(S. 60f)
Am Nordrand des Erdi Ma ziehen wir in ein langes Tal hinunter, dessen Sohle voll weichem Sand ist, der nicht trägt. Der Filmerei wegen sucht sich Stefan jedoch ausgerechnet dort den Lagerplatz aus und bleibt auf dem Weg dahin ein halbes Dutzend Mal stecken; statt wieder umzukehren, wartet er aber bis auch wir unsere vier Wagen hin zu ihm geschaufelt haben, um am Ende ebenfalls bis zu den Achsen einzusinken. Gott weiß, was er sich dabei denkt, jedenfalls ärgert es mich genug, daß ich in der kurzen Dämmerung einen weiten Bogen weg vom Lager schlage.

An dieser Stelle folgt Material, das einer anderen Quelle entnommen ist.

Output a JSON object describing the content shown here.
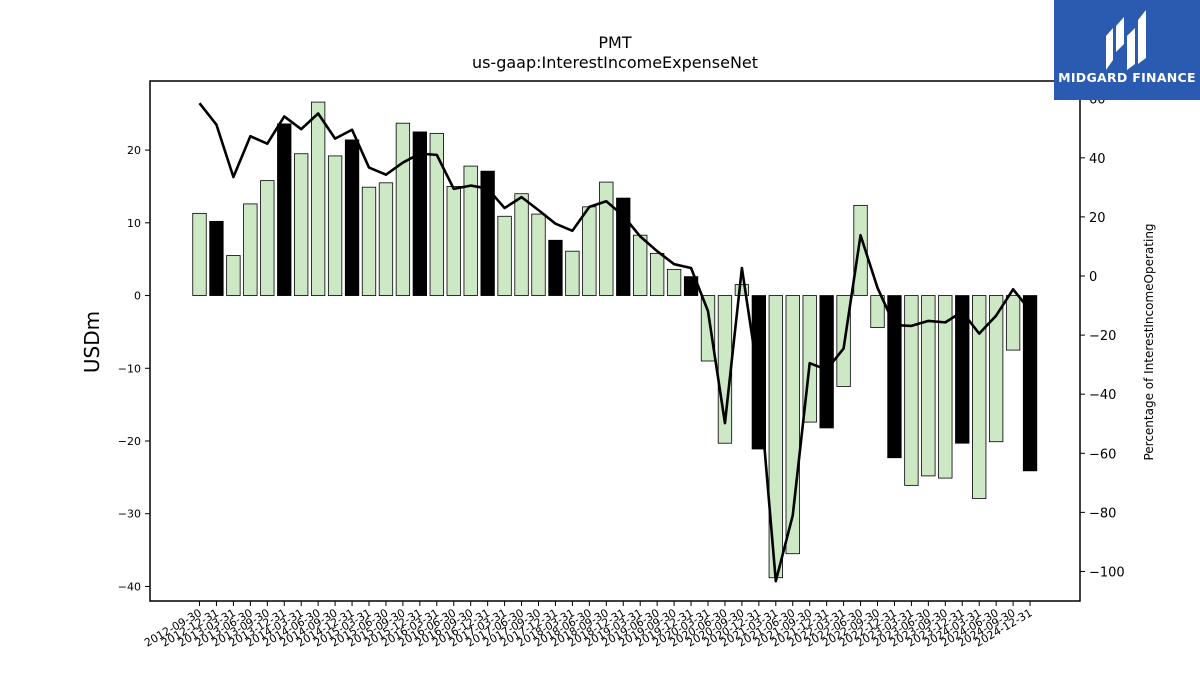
{
  "brand": {
    "name": "MIDGARD FINANCE",
    "bg": "#2b5bb1"
  },
  "chart_data": {
    "type": "bar",
    "title": "PMT",
    "subtitle": "us-gaap:InterestIncomeExpenseNet",
    "ylabel": "USDm",
    "y2label": "Percentage of InterestIncomeOperating",
    "ylim": [
      -42,
      29.5
    ],
    "y2lim": [
      -110,
      66
    ],
    "yticks": [
      -40,
      -30,
      -20,
      -10,
      0,
      10,
      20
    ],
    "y2ticks": [
      -100,
      -80,
      -60,
      -40,
      -20,
      0,
      20,
      40,
      60
    ],
    "colors": {
      "bar": "#cce8c4",
      "bar_q4": "#000000",
      "line": "#000000"
    },
    "categories": [
      "2012-09-30",
      "2012-12-31",
      "2013-03-31",
      "2013-06-30",
      "2013-09-30",
      "2013-12-31",
      "2014-03-31",
      "2014-06-30",
      "2014-09-30",
      "2014-12-31",
      "2015-03-31",
      "2015-06-30",
      "2015-09-30",
      "2015-12-31",
      "2016-03-31",
      "2016-06-30",
      "2016-09-30",
      "2016-12-31",
      "2017-03-31",
      "2017-06-30",
      "2017-09-30",
      "2017-12-31",
      "2018-03-31",
      "2018-06-30",
      "2018-09-30",
      "2018-12-31",
      "2019-03-31",
      "2019-06-30",
      "2019-09-30",
      "2019-12-31",
      "2020-03-31",
      "2020-06-30",
      "2020-09-30",
      "2020-12-31",
      "2021-03-31",
      "2021-06-30",
      "2021-09-30",
      "2021-12-31",
      "2022-03-31",
      "2022-06-30",
      "2022-09-30",
      "2022-12-31",
      "2023-03-31",
      "2023-06-30",
      "2023-09-30",
      "2023-12-31",
      "2024-03-31",
      "2024-06-30",
      "2024-09-30",
      "2024-12-31"
    ],
    "series": [
      {
        "type": "bar",
        "values": [
          11.3,
          10.2,
          5.5,
          12.6,
          15.8,
          23.6,
          19.5,
          26.6,
          19.2,
          21.4,
          14.9,
          15.5,
          23.7,
          22.5,
          22.3,
          15.0,
          17.8,
          17.1,
          10.9,
          14.0,
          11.2,
          7.6,
          6.1,
          12.2,
          15.6,
          13.4,
          8.3,
          5.8,
          3.6,
          2.6,
          -9.0,
          -20.3,
          1.5,
          -21.1,
          -38.8,
          -35.5,
          -17.4,
          -18.2,
          -12.5,
          12.4,
          -4.4,
          -22.3,
          -26.1,
          -24.8,
          -25.1,
          -20.3,
          -27.9,
          -20.1,
          -7.5,
          -24.1
        ]
      },
      {
        "type": "line",
        "axis": "right",
        "values": [
          58.5,
          51.2,
          33.5,
          47.3,
          44.8,
          54.0,
          49.7,
          55.0,
          46.5,
          49.5,
          36.7,
          34.3,
          38.4,
          41.4,
          41.0,
          29.5,
          30.6,
          29.6,
          23.0,
          26.7,
          22.3,
          17.7,
          15.3,
          23.4,
          25.3,
          20.4,
          13.4,
          8.4,
          4.0,
          2.7,
          -11.9,
          -49.8,
          2.7,
          -35.6,
          -103.3,
          -81.0,
          -29.5,
          -31.7,
          -24.5,
          13.8,
          -4.0,
          -16.6,
          -16.9,
          -15.2,
          -15.7,
          -12.1,
          -19.5,
          -13.4,
          -4.5,
          -11.6
        ]
      }
    ]
  }
}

In wenigen Spalten halten sich noch wilde Kapernbäume; ringsum sind die Spuren einer Schlange, die sich - nicht größer als eine Äskulapnatter - um einen Ast geschlungen hat; eine Fliege surrt um mein Handgelenk: das letzte Leben, das sich noch halten kann. Das Grau und Schwarz der Ebene wandelt sich hinter mir im Abendlicht zu braunem Ocker und Siena, aber ich gehe in die dunkelnde Leere, weiter. Niemand ist vor mir hier je gegangen, denke ich. Dieses solitäre Gefühl stellt sich jedoch schon kurze Zeit später als illusorisch heraus: der Zeugenberg, auf den ich unwillkürlich zugehalten habe, ist voll menschlicher Spuren. Im Zwielicht sieht er sogar aus wie eins der Lager am Abu Ballas Trail, wie sie Kuper in der ägyptischen Wüste erforscht hat: da sind Feuerplätze und Steinsetzungen, Speicher und Tränken, vor allem aber die für Eselskarawanen typischen Spuren, die sich mancherorts selbst noch nach Jahrhunderten im Sand bewahren. Oben auf dem schmalen Tafelberg selbst, von dem sich der Blick weit auftut, sind Steinkreise und ein Windschutz, so als hätte es hier einen Ausguck gegeben.
© 2007 Haymon Verlag, Innsbruck-Wien.